Results: A total of 9,050 patients met inclusion criteria (Stage IB: n= 1655, Stage II: n=3824, and Stage III/IVA: n=3571). Overall median survival was 29.8 months (CI 28.6 - 31.2): Stage IB: 67.0, Stage II: 36.6, and Stage III/IVA 18.4 months. A majority of patients (65%) underwent lymph node dissection and a minority (38%) were treated with adjuvant therapy: 19% chemotherapy and 19% chemoradiotherapy. Use of adjuvant therapy increased as the stage group increased (Stage IB: 7 and 7%; Stage II: 16 and 17%; Stage III/IVA: 28 and 26%, for chemotherapy and chemoradiotherapy, respectively). A clear survival benefit was noted for additional surgery beyond simple cholecystectomy for all stages of disease. Regional lymphadenectomy was associated with improved survival for Stage IB (105 vs. 36 months, HR 0.71, p < 0.001), Stage II (56 vs. 20 months, HR 0.67, p < 0.001), and Stage III/IVA (23.8 vs. 9.9 months, HR 0.66, p < 0.001). The impact of adjuvant therapy was stage-dependent.
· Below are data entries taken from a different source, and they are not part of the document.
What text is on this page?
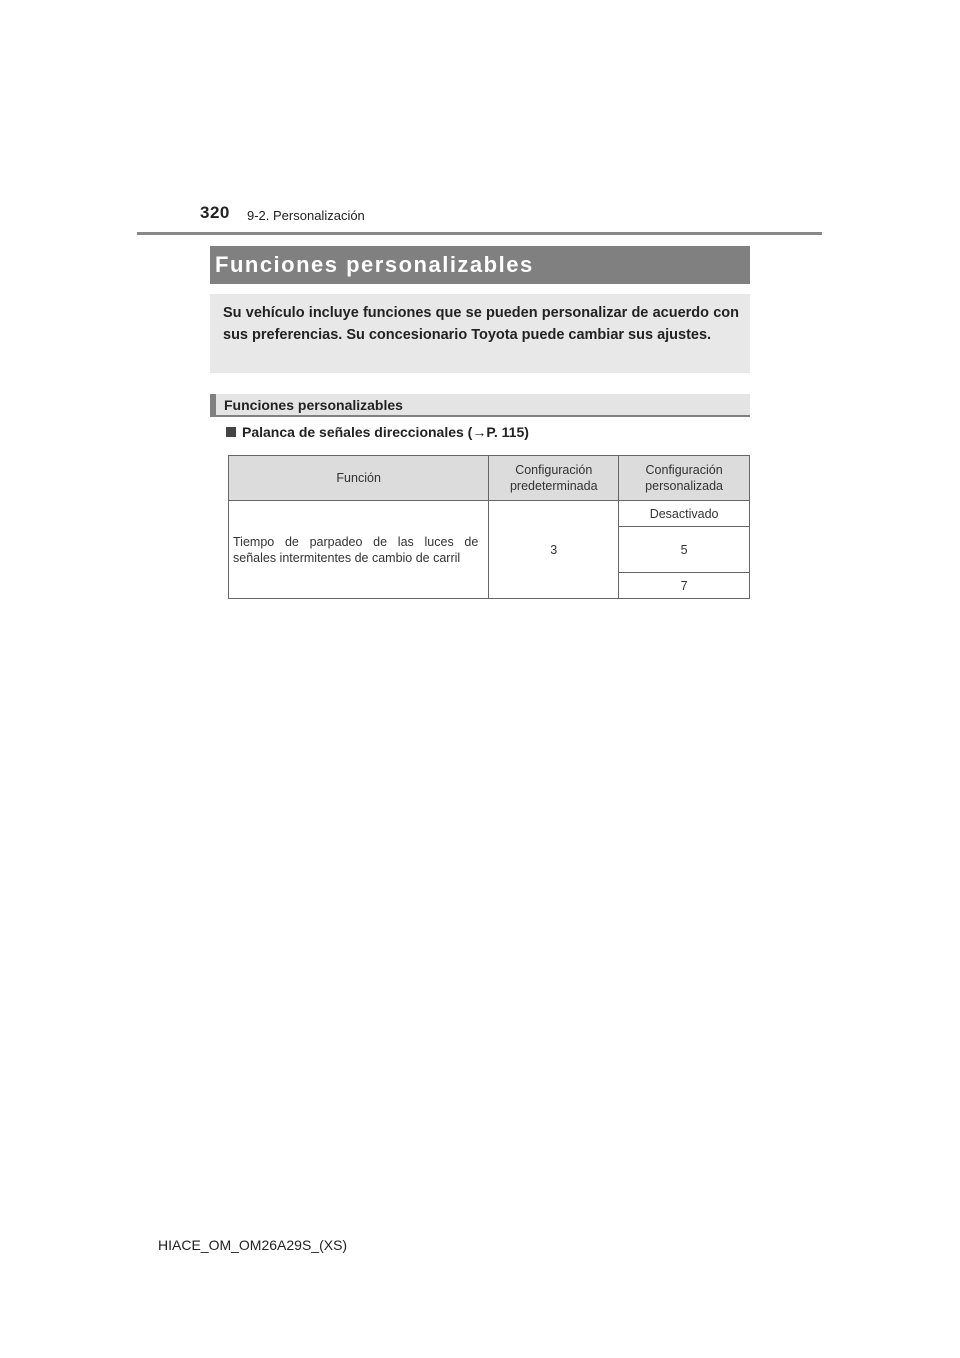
320 9-2. Personalización
Funciones personalizables

Su vehículo incluye funciones que se pueden personalizar de acuerdo con sus preferencias. Su concesionario Toyota puede cambiar sus ajustes.

Funciones personalizables
Palanca de señales direccionales (→P. 115)
Función	Configuración predeterminada	Configuración personalizada
Tiempo de parpadeo de las luces de señales intermitentes de cambio de carril	3	Desactivado
		5
		7
HIACE_OM_OM26A29S_(XS)
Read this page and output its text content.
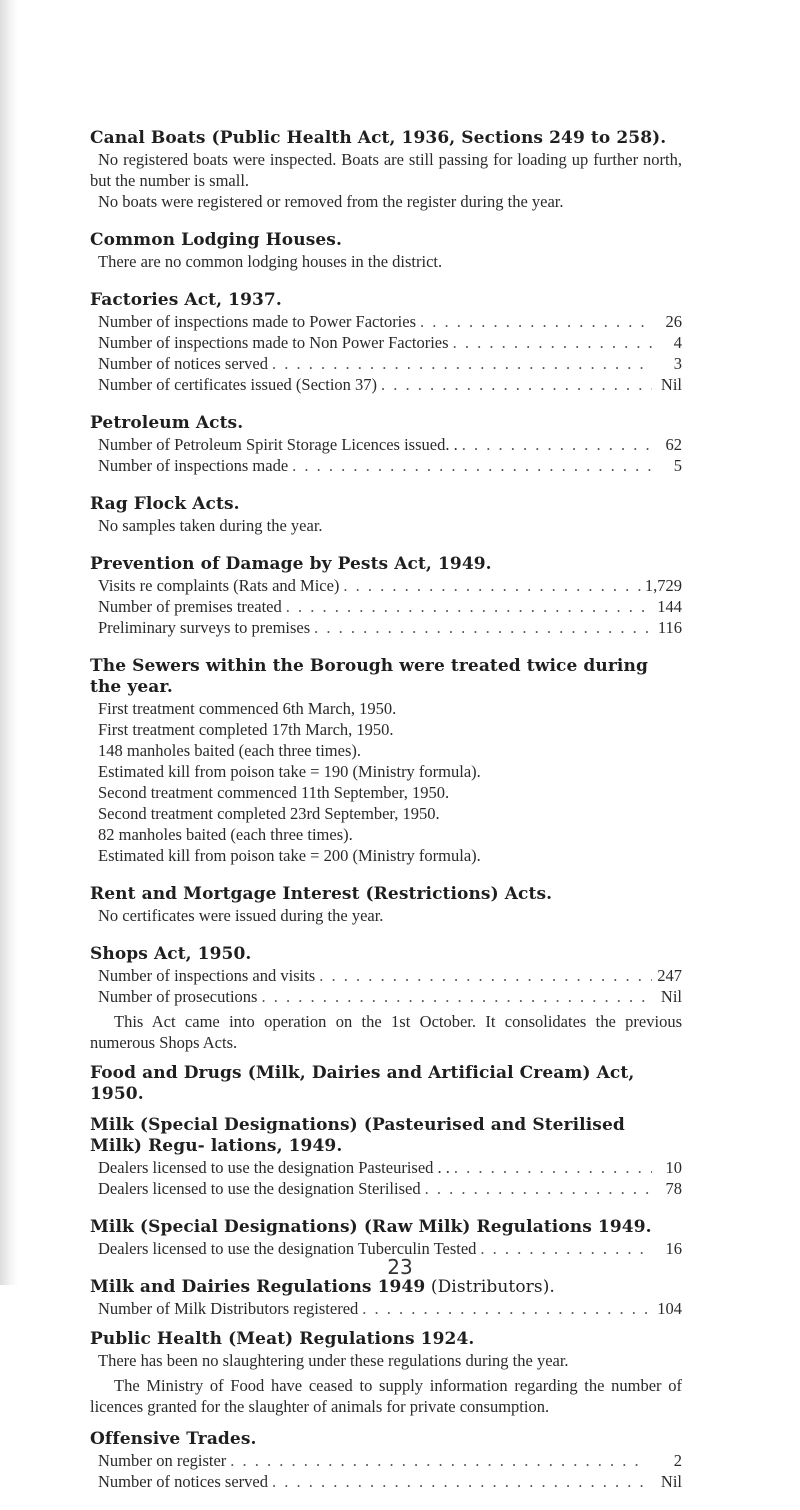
Canal Boats (Public Health Act, 1936, Sections 249 to 258).
No registered boats were inspected. Boats are still passing for loading up further north, but the number is small.
No boats were registered or removed from the register during the year.
Common Lodging Houses.
There are no common lodging houses in the district.
Factories Act, 1937.
Number of inspections made to Power Factories . .	26
Number of inspections made to Non Power Factories . .	4
Number of notices served . .	3
Number of certificates issued (Section 37) . .	Nil
Petroleum Acts.
Number of Petroleum Spirit Storage Licences issued. . . .	62
Number of inspections made . .	5
Rag Flock Acts.
No samples taken during the year.
Prevention of Damage by Pests Act, 1949.
Visits re complaints (Rats and Mice) . .	1,729
Number of premises treated . .	144
Preliminary surveys to premises . .	116
The Sewers within the Borough were treated twice during the year.
First treatment commenced 6th March, 1950.
First treatment completed 17th March, 1950.
148 manholes baited (each three times).
Estimated kill from poison take = 190 (Ministry formula).
Second treatment commenced 11th September, 1950.
Second treatment completed 23rd September, 1950.
82 manholes baited (each three times).
Estimated kill from poison take = 200 (Ministry formula).
Rent and Mortgage Interest (Restrictions) Acts.
No certificates were issued during the year.
Shops Act, 1950.
Number of inspections and visits . .	247
Number of prosecutions . .	Nil
This Act came into operation on the 1st October. It consolidates the previous numerous Shops Acts.
Food and Drugs (Milk, Dairies and Artificial Cream) Act, 1950.
Milk (Special Designations) (Pasteurised and Sterilised Milk) Regu- lations, 1949.
Dealers licensed to use the designation Pasteurised . . . .	10
Dealers licensed to use the designation Sterilised . .	78
Milk (Special Designations) (Raw Milk) Regulations 1949.
Dealers licensed to use the designation Tuberculin Tested . .	16
Milk and Dairies Regulations 1949 (Distributors).
Number of Milk Distributors registered . .	104
Public Health (Meat) Regulations 1924.
There has been no slaughtering under these regulations during the year.
The Ministry of Food have ceased to supply information regarding the number of licences granted for the slaughter of animals for private consumption.
Offensive Trades.
Number on register . .	2
Number of notices served . .	Nil
23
Adjuvant chemotherapy improved survival only in Stage III/IVA (20 vs. 12.2 months, HR 0.70, p < 0.001) with no survival advantage in the lower stage groups (Stage II 42.9 vs. 33.5 months, HR 1.02, p=0.828) and a trend toward harm on multivariable analysis in Stage IB (65 vs. 68 months, HR 1.34, p= 0.079). Conversely, adjuvant chemoradiotherapy was associated with survival benefit in all stage groups: Stage IB 102 vs. 64.8 (HR 0.86, CI 0.58 - 1.90, p = 0.456), Stage II 49 vs. 33.5 months (HR 0.79, CI 0.67- 0.93, p = 0.005) and Stage III/IVA 31 vs. 12.2 (HR 0.62, CI 0.53 - 0.71, p < 0.001). A nomogram can be used clinically to apply these findings and assess the incremental survival benefit for various treatment modalities (Figure 1).
Conclusion: Clinical data can be utilized to construct a nomogram that provides guidance for the treatment of adenocarcinoma of the gallbladder. Also, additional surgery beyond simple cholecystectomy provides benefit to all patients. Although adjuvant chemotherapy is the standard of care, chemotherapy is beneficial to only patients with higher staged disease. Interestingly, chemoradiotherapy is universally beneficial.

Figure 1: Nomogram to predict 2-year and 5-year survival probability.